Its books might feature deadly androids or cowardly wizards, but the history of the UK publishing company Gollancz reads like one of the fantastical stories with which it has become synonymous. Fifty years ago, its editor Hilary Rubenstein was so intrigued by a series of lectures given by Kingsley Amis on science fiction writing that he published them in book form as New Maps of Hell. Little did Rubenstein know what he had begun. In the five decades that followed, Gollancz has been responsible for some of the most exciting, groundbreaking and best-selling science fiction and fantasy writing.

Rubenstein quickly followed that first foray with The Drowned World - a prescient novel by a hopeful young writer detailing the effects of global warming. He was called JG Ballard, and neither Gollancz nor Ballard has looked back. This was the company that took a punt on publishing Frank Herbert's Dune in the UK - now thought to be the biggest-selling science fiction book ever. It has also published work by Arthur C Clarke, William Gibson and Terry Pratchett, and, although subsumed these days into the Orion Publishing Group, its contribution to science fiction and fantasy writing is stellar.

Gollancz marked the anniversary by asking readers to choose their favourite books from a list of 50, of which 10 are reissued this week in the classic yellow jackets that became the imprint's calling card back in the 1960s. Eric by Pratchett, Philip K Dick's Do Androids Dream of Electric Sheep?, I Am Legend by Richard Matheson and Dune have all made it - Clarke was not so lucky.

But this is a time to take stock as well as to celebrate. These are some of literature's biggest, most respected names. And yet it's still the case that science fiction and fantasy writing struggle to be taken seriously as literary forms. Even Margaret Atwood, whose post-apocalyptic novel Oryx and Crake was nominated for the Booker prize, prefers her work not to be filed under science fiction. "I call it speculative fiction," she told The National this year. "I have no real interest in writing about things with tentacles that talk."

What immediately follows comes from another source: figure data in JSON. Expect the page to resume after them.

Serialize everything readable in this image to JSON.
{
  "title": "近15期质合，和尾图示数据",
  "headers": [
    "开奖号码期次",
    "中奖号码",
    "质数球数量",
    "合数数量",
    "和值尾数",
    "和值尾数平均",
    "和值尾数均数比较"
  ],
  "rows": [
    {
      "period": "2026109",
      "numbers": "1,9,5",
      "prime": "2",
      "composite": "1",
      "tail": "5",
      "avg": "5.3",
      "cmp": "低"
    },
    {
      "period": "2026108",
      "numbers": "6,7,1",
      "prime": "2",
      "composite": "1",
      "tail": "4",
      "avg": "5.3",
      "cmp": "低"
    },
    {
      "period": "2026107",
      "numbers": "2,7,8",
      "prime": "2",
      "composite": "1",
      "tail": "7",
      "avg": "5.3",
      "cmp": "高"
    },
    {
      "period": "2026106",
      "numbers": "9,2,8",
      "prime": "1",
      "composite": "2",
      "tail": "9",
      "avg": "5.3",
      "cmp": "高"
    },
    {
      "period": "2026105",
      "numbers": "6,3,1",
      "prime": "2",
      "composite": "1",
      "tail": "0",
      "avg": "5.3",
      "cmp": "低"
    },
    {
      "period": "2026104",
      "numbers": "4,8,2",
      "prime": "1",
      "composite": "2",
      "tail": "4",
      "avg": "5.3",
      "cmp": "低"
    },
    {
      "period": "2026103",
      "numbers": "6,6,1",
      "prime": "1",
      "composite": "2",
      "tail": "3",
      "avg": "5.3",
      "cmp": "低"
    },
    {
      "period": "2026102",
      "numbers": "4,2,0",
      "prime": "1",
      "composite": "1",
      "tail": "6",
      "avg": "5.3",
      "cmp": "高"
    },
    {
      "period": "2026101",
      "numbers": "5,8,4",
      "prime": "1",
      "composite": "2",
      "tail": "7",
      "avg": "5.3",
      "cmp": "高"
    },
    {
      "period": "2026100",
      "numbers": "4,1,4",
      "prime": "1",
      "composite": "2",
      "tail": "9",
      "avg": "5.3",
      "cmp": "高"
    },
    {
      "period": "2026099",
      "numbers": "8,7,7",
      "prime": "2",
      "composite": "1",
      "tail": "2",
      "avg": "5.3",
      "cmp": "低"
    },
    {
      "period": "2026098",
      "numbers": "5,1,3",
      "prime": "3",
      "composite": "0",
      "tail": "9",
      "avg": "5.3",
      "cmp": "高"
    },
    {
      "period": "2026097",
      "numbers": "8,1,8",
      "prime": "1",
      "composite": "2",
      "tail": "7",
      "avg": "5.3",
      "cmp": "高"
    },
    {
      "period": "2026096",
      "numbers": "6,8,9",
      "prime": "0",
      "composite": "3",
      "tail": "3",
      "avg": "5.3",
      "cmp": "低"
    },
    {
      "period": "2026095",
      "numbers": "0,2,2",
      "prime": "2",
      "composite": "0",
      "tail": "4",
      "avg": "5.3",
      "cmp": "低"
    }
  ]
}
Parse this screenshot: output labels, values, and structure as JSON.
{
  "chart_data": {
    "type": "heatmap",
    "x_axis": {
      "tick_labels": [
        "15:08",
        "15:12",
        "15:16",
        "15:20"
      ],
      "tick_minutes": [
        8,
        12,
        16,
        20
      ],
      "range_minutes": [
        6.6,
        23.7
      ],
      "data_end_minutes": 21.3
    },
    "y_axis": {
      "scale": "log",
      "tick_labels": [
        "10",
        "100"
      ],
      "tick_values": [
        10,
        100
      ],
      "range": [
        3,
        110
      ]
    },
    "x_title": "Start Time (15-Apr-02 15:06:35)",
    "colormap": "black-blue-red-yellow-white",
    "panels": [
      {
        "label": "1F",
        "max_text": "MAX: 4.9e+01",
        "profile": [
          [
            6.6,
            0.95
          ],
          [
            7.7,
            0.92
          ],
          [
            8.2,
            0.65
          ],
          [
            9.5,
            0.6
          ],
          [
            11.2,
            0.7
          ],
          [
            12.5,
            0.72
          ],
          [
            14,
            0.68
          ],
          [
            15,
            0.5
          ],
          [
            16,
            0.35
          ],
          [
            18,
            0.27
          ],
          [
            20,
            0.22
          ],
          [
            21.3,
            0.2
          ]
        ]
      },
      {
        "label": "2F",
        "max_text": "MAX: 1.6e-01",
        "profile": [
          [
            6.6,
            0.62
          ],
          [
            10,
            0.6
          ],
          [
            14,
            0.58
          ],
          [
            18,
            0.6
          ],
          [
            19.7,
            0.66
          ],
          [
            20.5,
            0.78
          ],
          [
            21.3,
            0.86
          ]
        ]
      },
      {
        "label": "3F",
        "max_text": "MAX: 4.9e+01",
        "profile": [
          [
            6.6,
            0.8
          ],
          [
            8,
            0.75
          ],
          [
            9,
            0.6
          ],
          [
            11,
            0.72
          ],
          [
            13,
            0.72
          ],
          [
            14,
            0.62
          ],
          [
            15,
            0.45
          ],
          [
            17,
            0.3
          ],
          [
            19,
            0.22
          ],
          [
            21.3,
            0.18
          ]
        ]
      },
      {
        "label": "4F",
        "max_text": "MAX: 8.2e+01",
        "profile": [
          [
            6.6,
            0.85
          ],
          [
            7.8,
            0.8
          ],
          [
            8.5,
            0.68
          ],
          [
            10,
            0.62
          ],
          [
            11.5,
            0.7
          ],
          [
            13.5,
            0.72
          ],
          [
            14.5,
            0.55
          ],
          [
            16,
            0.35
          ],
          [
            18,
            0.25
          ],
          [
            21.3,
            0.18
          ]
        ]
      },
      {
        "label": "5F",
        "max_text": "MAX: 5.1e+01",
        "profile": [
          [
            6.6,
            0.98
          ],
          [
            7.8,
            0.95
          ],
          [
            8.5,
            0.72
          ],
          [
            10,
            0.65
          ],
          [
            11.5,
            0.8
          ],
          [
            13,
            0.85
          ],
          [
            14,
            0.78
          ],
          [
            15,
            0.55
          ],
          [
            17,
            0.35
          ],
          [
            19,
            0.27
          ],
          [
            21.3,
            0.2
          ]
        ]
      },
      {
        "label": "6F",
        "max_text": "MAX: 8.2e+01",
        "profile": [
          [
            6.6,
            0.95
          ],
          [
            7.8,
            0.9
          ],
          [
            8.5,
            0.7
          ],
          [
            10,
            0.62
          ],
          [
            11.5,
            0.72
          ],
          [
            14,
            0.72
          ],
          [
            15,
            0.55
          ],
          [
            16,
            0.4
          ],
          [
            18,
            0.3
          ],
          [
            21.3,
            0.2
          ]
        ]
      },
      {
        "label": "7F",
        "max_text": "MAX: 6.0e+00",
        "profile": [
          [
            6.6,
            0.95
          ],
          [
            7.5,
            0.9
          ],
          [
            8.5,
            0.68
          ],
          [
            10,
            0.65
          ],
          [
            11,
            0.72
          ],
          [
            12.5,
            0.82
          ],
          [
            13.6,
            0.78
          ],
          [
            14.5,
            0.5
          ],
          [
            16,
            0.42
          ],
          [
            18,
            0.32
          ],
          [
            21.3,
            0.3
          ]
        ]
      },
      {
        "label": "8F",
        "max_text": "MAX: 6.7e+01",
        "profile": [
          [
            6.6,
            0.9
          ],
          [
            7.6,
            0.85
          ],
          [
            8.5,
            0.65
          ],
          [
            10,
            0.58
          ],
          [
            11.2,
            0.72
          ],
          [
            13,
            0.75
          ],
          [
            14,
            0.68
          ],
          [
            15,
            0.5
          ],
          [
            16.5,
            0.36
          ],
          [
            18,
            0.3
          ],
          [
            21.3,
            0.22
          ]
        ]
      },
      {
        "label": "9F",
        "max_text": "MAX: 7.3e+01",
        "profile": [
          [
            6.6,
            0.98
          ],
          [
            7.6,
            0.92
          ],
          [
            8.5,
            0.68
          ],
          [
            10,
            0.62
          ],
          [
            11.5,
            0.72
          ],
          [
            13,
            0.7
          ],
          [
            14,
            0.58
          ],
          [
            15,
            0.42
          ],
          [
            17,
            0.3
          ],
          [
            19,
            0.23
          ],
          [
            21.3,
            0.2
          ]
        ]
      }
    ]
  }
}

It's a cynical thought, but perhaps Atwood was nominated because she had distanced herself from the science-fiction genre. Recognition from a literary judging panel is hardly the be-all and end-all: the likes of George RR Martin - the multimillion-selling author of the series of books adapted to huge acclaim as the television series Game of Thrones - hardly need the publicity that a Pulitzer or a Booker prize would provide. Still, it does seem odd that the Booker longlist this year once again celebrates historical novels, century-spanning epics and psychological dramas, but not the sheer invention and daring storytelling present in, say,China Mieville's Embassytown. It is a novel as competently and thrillingly written as most of the books on the list - it just happens to be set on the planet Arieka.

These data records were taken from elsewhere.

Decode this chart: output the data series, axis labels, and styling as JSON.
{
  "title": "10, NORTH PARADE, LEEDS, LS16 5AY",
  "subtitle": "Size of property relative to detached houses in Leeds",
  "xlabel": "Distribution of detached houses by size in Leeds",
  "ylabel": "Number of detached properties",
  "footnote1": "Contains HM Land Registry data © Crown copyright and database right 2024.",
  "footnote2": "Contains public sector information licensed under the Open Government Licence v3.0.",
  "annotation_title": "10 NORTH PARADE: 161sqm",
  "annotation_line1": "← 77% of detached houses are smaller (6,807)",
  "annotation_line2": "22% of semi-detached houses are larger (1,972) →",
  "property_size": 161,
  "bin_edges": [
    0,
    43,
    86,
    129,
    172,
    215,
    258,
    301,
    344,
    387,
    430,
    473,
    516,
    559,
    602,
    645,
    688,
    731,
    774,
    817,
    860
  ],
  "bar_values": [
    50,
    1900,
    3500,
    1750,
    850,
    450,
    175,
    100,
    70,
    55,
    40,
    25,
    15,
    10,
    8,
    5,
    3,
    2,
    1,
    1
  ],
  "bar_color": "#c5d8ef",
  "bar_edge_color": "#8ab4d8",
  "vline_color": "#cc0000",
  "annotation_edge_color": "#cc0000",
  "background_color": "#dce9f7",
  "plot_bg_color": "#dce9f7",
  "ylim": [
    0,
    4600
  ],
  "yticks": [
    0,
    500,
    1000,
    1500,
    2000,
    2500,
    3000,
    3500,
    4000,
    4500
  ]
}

"Science fiction certainly has become a lot more literary in its ambitions," says Marcus Gipps, a current editor at Gollancz. "But that hasn't quite happened with fantasy yet, probably because many potential authors see Tolkien as something of a dead end as far as how the genre is represented. But what's interesting is how many established authors do 'dabble', for want of a better word, in science fiction. Look at Will Self, Margaret Atwood or Cormac McCarthy."

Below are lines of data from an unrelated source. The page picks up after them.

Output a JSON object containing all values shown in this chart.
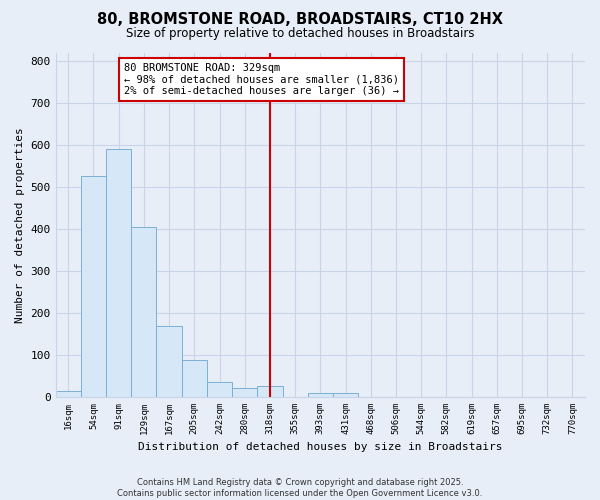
{
  "title": "80, BROMSTONE ROAD, BROADSTAIRS, CT10 2HX",
  "subtitle": "Size of property relative to detached houses in Broadstairs",
  "xlabel": "Distribution of detached houses by size in Broadstairs",
  "ylabel": "Number of detached properties",
  "bar_labels": [
    "16sqm",
    "54sqm",
    "91sqm",
    "129sqm",
    "167sqm",
    "205sqm",
    "242sqm",
    "280sqm",
    "318sqm",
    "355sqm",
    "393sqm",
    "431sqm",
    "468sqm",
    "506sqm",
    "544sqm",
    "582sqm",
    "619sqm",
    "657sqm",
    "695sqm",
    "732sqm",
    "770sqm"
  ],
  "bar_values": [
    15,
    527,
    591,
    404,
    169,
    88,
    35,
    22,
    27,
    0,
    10,
    10,
    0,
    0,
    0,
    0,
    0,
    0,
    0,
    0,
    0
  ],
  "bar_color": "#d6e8f7",
  "bar_edge_color": "#7ab0d4",
  "vline_x": 8,
  "vline_color": "#cc0000",
  "annotation_title": "80 BROMSTONE ROAD: 329sqm",
  "annotation_line1": "← 98% of detached houses are smaller (1,836)",
  "annotation_line2": "2% of semi-detached houses are larger (36) →",
  "annotation_box_color": "#ffffff",
  "annotation_box_edge": "#cc0000",
  "ylim": [
    0,
    820
  ],
  "yticks": [
    0,
    100,
    200,
    300,
    400,
    500,
    600,
    700,
    800
  ],
  "background_color": "#e8eef8",
  "plot_bg_color": "#e8eef8",
  "grid_color": "#c8d4e8",
  "footer1": "Contains HM Land Registry data © Crown copyright and database right 2025.",
  "footer2": "Contains public sector information licensed under the Open Government Licence v3.0."
}
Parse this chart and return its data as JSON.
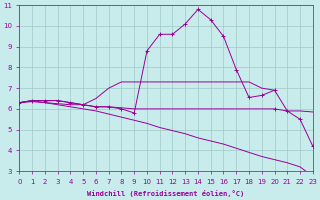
{
  "xlabel": "Windchill (Refroidissement éolien,°C)",
  "bg_color": "#c8ecec",
  "grid_color": "#a0c8c8",
  "line_color": "#990099",
  "xmin": 0,
  "xmax": 23,
  "ymin": 3,
  "ymax": 11,
  "lines": [
    {
      "x": [
        0,
        1,
        2,
        3,
        4,
        5,
        6,
        7,
        8,
        9,
        10,
        11,
        12,
        13,
        14,
        15,
        16,
        17,
        18,
        19,
        20,
        21,
        22,
        23
      ],
      "y": [
        6.3,
        6.4,
        6.4,
        6.4,
        6.3,
        6.2,
        6.1,
        6.1,
        6.0,
        5.8,
        8.8,
        9.6,
        9.6,
        10.1,
        10.8,
        10.3,
        9.5,
        7.9,
        6.55,
        6.65,
        6.9,
        5.9,
        5.5,
        4.2
      ],
      "marker": true
    },
    {
      "x": [
        0,
        1,
        2,
        3,
        4,
        5,
        6,
        7,
        8,
        9,
        10,
        11,
        12,
        13,
        14,
        15,
        16,
        17,
        18,
        19,
        20
      ],
      "y": [
        6.3,
        6.4,
        6.4,
        6.4,
        6.3,
        6.2,
        6.5,
        7.0,
        7.3,
        7.3,
        7.3,
        7.3,
        7.3,
        7.3,
        7.3,
        7.3,
        7.3,
        7.3,
        7.3,
        7.0,
        6.9
      ],
      "marker": false
    },
    {
      "x": [
        0,
        1,
        2,
        3,
        4,
        5,
        6,
        7,
        8,
        9,
        10,
        11,
        12,
        13,
        14,
        15,
        16,
        17,
        18,
        19,
        20,
        21,
        22,
        23
      ],
      "y": [
        6.3,
        6.4,
        6.3,
        6.25,
        6.2,
        6.2,
        6.1,
        6.1,
        6.05,
        6.0,
        6.0,
        6.0,
        6.0,
        6.0,
        6.0,
        6.0,
        6.0,
        6.0,
        6.0,
        6.0,
        6.0,
        5.9,
        5.9,
        5.85
      ],
      "marker": true
    },
    {
      "x": [
        0,
        1,
        2,
        3,
        4,
        5,
        6,
        7,
        8,
        9,
        10,
        11,
        12,
        13,
        14,
        15,
        16,
        17,
        18,
        19,
        20,
        21,
        22,
        23
      ],
      "y": [
        6.3,
        6.35,
        6.3,
        6.2,
        6.1,
        6.0,
        5.9,
        5.75,
        5.6,
        5.45,
        5.3,
        5.1,
        4.95,
        4.8,
        4.6,
        4.45,
        4.3,
        4.1,
        3.9,
        3.7,
        3.55,
        3.4,
        3.2,
        2.75
      ],
      "marker": false
    }
  ]
}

Science fiction is probably more enticing for a literary novelist because it deals in ideas which often have some dystopian human element - take George Orwell's Nineteen Eighty-four - whereas fantasy can often get bogged down in dreaming up another Middle Earth. But when the Booker winner AS Byatt declares Pratchett her hero, as she did at the Edinburgh International Book Festival last month, perhaps things are changing in that realm, too.

"Yes, and we publish some fantasy authors who would certainly consider themselves literary," adds Gipps. "Someone like Graham Joyce, for example, may not be writing stories with giant quests in them like Tolkien, but the books are still fantastical in scope and his reputation is well-deserved."

Joyce's settings are as diverse as a haunted Jerusalem (Requiem) and the French Alps (his latest book, The Silent Land), so nobody could accuse him of pandering to fantasy or science fiction cliché either. In fact, we may be entering a new phase of more literal writing - last week, Nasa trumpeted a new partnership with the science-fiction publisher Tor/Forge Books to produce a range of "scientifically accurate and entertaining" novels.

Gollancz, meanwhile, will continue to publish the best science fiction and fantasy it comes across, whether it's scientifically plausible or not.

"You know, I'm told people used to track down those yellow jackets in bookshops as soon as they were published," says Gipps. "And what's so encouraging is that many of these books still sell very well, decades on."

Which, in the end, is a seal of approval a literary prize can never quite bestow.

The Gollancz 50 Top Ten is now available.